Written by Amy Franz
We’re days into the 40-day Lenten season, which can only mean one thing – one of the world’s most extravagant parties has recently ended. Until next year, anyway.
Carnival is a colorful Catholic and Greek Orthodox celebration that encourages participants to indulge in costumes, music, food and libations because it precedes Lent, a time of prayer and penance. In essence, the fun and indulgence of Carnival is replaced by the solemnity and abstention of Lent.
At Ethnic Technologies, we care about the world’s cultures, languages and history and so we’re interested in the ways different pockets of the world celebrate Carnival and why.
Trinidad and Tobago
Trinidad and Tobago hosts one of the most renowned Carnival celebrations in the world.
Originally, French Catholic colonizers held pre-Lenten masquerades and elaborate parties that the middle class and slaves could not attend, so they created their own party called “Canboulay” (cannes brulées, burnt cane, in French).
The calypso music (and later, soca music) that permeates Port of Spain’s streets, and plays an important role in Trinidadian history and culture, originated in the Canboulay festivity.

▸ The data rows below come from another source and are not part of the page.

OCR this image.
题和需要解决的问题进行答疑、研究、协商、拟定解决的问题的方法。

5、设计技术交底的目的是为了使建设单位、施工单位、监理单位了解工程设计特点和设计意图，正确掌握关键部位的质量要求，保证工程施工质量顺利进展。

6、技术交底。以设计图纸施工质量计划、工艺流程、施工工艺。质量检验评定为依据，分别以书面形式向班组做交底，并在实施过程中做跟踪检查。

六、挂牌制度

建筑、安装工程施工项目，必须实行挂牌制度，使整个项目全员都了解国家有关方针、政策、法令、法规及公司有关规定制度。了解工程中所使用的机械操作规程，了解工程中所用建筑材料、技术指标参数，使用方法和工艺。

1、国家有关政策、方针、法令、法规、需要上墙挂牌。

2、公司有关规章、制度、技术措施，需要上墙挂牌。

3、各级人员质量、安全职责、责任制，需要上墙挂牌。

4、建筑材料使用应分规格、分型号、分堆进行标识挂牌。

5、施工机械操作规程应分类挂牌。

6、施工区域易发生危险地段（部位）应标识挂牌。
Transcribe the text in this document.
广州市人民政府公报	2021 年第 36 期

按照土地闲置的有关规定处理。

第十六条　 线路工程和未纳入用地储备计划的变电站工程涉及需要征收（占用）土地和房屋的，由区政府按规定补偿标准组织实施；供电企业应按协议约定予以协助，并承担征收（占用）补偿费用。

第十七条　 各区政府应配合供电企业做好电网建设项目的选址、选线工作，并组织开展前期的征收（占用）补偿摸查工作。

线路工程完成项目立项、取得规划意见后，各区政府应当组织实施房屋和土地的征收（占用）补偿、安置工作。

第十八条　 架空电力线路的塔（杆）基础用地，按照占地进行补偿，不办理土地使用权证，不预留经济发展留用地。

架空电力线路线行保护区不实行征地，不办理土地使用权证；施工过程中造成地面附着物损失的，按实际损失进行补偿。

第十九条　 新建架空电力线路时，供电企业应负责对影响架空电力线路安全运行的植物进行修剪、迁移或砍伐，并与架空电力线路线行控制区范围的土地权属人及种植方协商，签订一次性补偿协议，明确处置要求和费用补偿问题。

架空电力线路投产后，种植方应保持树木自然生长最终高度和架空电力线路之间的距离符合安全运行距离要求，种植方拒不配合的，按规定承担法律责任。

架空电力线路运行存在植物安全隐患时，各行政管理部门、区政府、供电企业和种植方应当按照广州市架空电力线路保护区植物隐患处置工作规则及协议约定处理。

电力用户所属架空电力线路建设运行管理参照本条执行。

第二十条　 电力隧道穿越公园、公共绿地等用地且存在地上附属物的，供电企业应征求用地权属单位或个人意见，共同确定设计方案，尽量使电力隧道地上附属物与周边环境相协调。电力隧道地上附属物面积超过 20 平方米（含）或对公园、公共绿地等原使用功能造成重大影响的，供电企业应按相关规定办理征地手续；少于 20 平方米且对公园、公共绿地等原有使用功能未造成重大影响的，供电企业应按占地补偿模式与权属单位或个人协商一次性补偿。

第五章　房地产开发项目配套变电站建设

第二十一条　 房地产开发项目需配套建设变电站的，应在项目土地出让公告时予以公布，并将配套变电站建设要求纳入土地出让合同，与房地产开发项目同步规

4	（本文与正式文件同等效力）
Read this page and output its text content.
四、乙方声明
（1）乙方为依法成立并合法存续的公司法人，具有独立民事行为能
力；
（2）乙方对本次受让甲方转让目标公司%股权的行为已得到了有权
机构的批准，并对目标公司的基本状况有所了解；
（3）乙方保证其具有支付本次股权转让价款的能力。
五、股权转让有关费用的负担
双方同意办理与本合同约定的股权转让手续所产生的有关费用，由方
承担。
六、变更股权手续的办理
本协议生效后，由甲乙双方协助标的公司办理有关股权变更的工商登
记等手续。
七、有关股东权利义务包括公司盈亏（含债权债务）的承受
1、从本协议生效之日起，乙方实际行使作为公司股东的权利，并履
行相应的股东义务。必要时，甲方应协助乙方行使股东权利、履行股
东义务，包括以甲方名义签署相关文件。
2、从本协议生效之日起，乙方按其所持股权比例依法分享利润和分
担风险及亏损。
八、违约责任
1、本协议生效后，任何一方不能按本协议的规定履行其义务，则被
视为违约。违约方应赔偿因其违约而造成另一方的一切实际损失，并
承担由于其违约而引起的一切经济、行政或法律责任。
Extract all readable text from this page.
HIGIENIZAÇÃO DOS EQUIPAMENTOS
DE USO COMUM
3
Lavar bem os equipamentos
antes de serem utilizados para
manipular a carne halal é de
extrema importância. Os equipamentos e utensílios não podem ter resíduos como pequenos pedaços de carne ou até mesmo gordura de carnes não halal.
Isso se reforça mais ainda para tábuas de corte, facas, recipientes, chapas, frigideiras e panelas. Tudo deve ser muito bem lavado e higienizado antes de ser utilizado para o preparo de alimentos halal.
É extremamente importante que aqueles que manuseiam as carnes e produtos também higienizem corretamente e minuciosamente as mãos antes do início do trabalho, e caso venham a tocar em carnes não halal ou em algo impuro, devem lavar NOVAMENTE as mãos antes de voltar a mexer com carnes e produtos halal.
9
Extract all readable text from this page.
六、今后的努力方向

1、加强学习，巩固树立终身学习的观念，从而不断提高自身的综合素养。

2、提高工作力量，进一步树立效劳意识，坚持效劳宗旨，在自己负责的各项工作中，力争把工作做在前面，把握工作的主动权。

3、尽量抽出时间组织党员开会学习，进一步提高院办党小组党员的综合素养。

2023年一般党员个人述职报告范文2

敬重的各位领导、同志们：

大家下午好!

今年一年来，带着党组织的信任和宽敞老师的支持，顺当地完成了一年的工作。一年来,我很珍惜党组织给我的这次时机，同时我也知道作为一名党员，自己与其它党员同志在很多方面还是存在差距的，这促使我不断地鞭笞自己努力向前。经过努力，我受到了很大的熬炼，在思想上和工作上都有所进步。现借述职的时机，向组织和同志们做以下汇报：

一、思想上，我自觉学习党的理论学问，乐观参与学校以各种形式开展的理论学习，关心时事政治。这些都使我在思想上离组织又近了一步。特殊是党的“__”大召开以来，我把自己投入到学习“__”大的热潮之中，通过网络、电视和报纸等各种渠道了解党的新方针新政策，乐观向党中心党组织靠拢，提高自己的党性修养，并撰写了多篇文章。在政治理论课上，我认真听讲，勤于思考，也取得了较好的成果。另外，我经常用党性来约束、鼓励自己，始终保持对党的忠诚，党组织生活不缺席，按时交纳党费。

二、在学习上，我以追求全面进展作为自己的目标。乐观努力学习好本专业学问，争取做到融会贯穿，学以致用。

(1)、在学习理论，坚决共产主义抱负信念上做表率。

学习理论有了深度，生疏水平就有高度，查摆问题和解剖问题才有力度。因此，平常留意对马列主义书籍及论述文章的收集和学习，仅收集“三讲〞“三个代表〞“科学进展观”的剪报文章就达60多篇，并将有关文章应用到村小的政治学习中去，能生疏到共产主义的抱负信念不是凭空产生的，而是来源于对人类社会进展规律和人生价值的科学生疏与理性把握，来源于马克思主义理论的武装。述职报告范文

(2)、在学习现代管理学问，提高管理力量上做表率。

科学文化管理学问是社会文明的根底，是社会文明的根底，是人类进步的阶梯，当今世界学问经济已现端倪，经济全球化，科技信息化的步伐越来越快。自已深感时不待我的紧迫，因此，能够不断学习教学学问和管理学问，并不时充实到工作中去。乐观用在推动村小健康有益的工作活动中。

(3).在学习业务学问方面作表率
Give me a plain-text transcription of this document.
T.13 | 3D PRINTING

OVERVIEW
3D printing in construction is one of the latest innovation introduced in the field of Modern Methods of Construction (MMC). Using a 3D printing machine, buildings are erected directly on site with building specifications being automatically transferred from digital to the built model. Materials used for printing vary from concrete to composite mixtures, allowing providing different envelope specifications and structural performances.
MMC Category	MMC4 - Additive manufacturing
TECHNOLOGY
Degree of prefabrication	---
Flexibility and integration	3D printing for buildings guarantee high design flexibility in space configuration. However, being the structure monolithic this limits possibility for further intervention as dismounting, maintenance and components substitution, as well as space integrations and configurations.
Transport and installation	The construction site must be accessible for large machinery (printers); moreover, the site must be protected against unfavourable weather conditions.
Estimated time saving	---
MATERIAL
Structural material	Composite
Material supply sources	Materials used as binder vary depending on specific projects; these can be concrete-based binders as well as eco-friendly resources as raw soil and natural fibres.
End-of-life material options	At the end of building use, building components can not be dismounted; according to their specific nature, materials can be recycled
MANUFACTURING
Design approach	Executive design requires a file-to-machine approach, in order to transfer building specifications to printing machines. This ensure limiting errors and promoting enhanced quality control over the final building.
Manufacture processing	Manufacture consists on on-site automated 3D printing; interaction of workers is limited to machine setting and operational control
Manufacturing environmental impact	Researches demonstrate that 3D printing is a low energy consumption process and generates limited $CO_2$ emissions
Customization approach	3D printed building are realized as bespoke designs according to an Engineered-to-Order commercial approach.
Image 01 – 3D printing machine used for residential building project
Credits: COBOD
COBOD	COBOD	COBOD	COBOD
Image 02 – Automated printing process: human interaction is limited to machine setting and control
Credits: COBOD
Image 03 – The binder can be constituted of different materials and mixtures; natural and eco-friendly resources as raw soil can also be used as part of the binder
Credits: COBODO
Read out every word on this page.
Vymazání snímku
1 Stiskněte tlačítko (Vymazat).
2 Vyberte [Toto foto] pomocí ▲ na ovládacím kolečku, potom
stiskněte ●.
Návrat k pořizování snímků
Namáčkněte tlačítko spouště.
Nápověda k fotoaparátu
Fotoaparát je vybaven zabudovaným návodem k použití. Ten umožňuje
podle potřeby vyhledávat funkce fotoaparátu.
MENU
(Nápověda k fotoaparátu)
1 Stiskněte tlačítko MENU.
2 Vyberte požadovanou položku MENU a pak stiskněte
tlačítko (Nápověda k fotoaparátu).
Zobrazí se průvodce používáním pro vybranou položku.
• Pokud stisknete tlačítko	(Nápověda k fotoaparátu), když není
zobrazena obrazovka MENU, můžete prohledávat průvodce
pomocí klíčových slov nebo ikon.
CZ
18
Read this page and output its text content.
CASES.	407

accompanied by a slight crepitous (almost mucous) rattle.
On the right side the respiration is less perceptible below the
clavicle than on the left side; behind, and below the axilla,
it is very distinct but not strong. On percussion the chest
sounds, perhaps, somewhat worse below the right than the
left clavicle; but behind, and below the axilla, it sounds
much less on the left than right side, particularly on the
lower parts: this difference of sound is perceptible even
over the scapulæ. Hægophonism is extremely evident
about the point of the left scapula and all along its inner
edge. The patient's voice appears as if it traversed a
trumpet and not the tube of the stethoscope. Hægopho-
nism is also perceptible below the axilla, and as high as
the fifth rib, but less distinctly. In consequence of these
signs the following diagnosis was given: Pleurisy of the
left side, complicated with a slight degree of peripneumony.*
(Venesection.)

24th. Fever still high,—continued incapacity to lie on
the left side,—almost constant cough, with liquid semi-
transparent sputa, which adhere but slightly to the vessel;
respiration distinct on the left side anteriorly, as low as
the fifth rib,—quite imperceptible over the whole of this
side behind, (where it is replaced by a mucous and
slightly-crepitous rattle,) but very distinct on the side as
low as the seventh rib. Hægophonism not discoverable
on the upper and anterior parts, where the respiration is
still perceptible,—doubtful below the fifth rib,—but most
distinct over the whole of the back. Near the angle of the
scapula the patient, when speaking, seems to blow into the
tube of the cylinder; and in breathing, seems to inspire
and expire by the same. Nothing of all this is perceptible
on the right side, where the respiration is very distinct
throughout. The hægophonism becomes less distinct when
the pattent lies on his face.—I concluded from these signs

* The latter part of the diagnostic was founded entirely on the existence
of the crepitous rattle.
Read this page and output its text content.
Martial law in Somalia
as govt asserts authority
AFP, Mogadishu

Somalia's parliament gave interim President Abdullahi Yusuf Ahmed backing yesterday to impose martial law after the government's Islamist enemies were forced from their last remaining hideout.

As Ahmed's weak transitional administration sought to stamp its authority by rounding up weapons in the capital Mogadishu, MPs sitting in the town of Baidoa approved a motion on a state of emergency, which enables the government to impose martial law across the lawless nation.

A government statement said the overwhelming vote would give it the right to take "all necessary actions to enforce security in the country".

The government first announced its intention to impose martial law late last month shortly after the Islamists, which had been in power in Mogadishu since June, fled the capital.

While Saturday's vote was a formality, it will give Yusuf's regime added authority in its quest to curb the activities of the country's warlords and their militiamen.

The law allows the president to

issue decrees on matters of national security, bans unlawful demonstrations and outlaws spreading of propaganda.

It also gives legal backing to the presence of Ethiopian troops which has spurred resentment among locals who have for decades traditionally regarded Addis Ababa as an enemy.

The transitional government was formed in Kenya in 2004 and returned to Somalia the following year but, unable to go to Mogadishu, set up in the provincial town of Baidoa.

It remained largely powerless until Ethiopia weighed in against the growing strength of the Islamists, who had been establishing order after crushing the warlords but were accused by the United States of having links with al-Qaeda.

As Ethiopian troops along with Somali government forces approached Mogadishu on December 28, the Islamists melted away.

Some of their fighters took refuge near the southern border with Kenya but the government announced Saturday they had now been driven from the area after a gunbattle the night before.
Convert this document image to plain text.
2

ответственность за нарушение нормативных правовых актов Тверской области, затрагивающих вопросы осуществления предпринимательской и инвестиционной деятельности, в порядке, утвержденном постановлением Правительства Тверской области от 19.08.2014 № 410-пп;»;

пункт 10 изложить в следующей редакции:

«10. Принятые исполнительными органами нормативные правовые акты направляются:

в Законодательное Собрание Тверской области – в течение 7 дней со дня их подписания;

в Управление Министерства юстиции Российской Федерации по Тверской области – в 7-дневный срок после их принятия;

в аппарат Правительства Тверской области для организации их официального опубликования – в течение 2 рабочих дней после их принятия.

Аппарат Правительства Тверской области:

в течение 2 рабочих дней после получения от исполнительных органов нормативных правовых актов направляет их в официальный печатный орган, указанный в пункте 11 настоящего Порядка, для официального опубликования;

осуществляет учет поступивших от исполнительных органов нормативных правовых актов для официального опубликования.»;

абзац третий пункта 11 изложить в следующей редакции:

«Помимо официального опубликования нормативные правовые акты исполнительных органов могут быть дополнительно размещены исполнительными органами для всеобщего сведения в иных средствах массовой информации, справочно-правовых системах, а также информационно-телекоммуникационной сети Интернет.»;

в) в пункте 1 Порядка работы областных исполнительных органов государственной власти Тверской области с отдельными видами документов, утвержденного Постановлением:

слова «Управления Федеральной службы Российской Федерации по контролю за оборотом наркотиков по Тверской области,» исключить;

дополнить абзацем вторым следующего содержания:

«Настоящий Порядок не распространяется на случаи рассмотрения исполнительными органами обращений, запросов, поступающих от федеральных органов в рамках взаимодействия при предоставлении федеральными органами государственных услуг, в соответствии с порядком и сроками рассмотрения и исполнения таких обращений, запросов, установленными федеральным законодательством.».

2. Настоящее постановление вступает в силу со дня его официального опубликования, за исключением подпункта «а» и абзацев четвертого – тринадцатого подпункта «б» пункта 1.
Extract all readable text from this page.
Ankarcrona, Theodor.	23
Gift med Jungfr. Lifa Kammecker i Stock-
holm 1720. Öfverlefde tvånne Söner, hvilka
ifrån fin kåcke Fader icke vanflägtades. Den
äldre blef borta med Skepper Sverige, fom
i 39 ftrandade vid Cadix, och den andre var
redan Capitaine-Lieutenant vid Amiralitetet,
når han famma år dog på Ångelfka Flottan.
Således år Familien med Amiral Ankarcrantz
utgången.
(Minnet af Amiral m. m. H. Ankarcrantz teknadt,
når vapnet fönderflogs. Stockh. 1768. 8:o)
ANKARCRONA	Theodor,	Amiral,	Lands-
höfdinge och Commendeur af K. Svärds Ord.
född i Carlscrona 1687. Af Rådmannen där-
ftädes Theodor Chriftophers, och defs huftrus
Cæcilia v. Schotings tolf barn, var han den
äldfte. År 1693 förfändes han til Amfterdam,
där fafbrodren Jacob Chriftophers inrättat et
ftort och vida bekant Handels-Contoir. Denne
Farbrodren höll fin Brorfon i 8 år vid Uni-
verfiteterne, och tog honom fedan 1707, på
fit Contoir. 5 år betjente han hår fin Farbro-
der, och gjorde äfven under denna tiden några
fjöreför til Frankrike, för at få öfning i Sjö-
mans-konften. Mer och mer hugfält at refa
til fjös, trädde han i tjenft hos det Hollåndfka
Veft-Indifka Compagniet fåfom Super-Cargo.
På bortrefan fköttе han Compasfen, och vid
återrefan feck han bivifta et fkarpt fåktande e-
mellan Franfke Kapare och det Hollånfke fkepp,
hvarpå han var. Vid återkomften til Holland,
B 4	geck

Amidst the festivities are competitions, including the crowning of the Calypso Monarch and the King and Queen of Carnival, as well as hordes of people decked out in traditional costumes.
Between the significant number of Trinidadians living in the US and the alluring location of the Caribbean festival, there are likely many Americans, Trinidadian or otherwise, seeking to visit the island for Carnival.
According to UNESCO, Carnival of Binche has livened up Belgium’s streets since the Middle Ages, making it one of Europe’s oldest festivals.
One uniquely Belgian aspect of Binche’s celebration are Les Gilles, orange-throwing performers donning colors of the Belgian flag, wooden clogs and wax masks topped off which elaborate ostrich-feathered hats. Les Gilles flood the streets with drums and sticks in hopes of warding off evil spirits.
A Christian religious festival in India? In the Indian state of Goa, that’s no surprise.
While the majority of Goans follow the Hindu faith, a Christian minority exists due to Portuguese colonization in the 16th century and the Goa Carnival – the only festival in Asia with Catholic roots – has been in existence ever since, with just a short pause after the fall of Portuguese rule in 1961.
Indians, like many countries, have a King Momo, a tall, plump character that commences the four-day merry-making. The festival closes with a unique and highly anticipated Indian tradition where people wear red tops and black bottoms, aptly called the “red-and-black dance”, in the city of Panjim.
India boasts cultural diversity unlike any other country in the world, and their religious minorities should not be overlooked, especially in times of celebration. Tailoring campaigns or advertisements to include special foods, traditions or significant colors of these groups, which can be identified through E-Tech’s nuanced Access India product, can be a great and effective way to highlight Indian religious minorities in the US and Canada.
A Carnival for All
Carnival as it exists today is a theatrical party that encourages revelers of all faiths to partake. The history of the celebration is important to reflect upon how and why one religious holiday got to be a beloved, worldwide event.
So whether Trinidadians, Belgians or Indians are partaking in their countries’ Carnival traditions or flying down to New Orleans for the biggest Carnival celebration in the US, Mardi Gras, this winter holiday is high time to think about specialized marketing and spending, even long after the Christmas season has ended.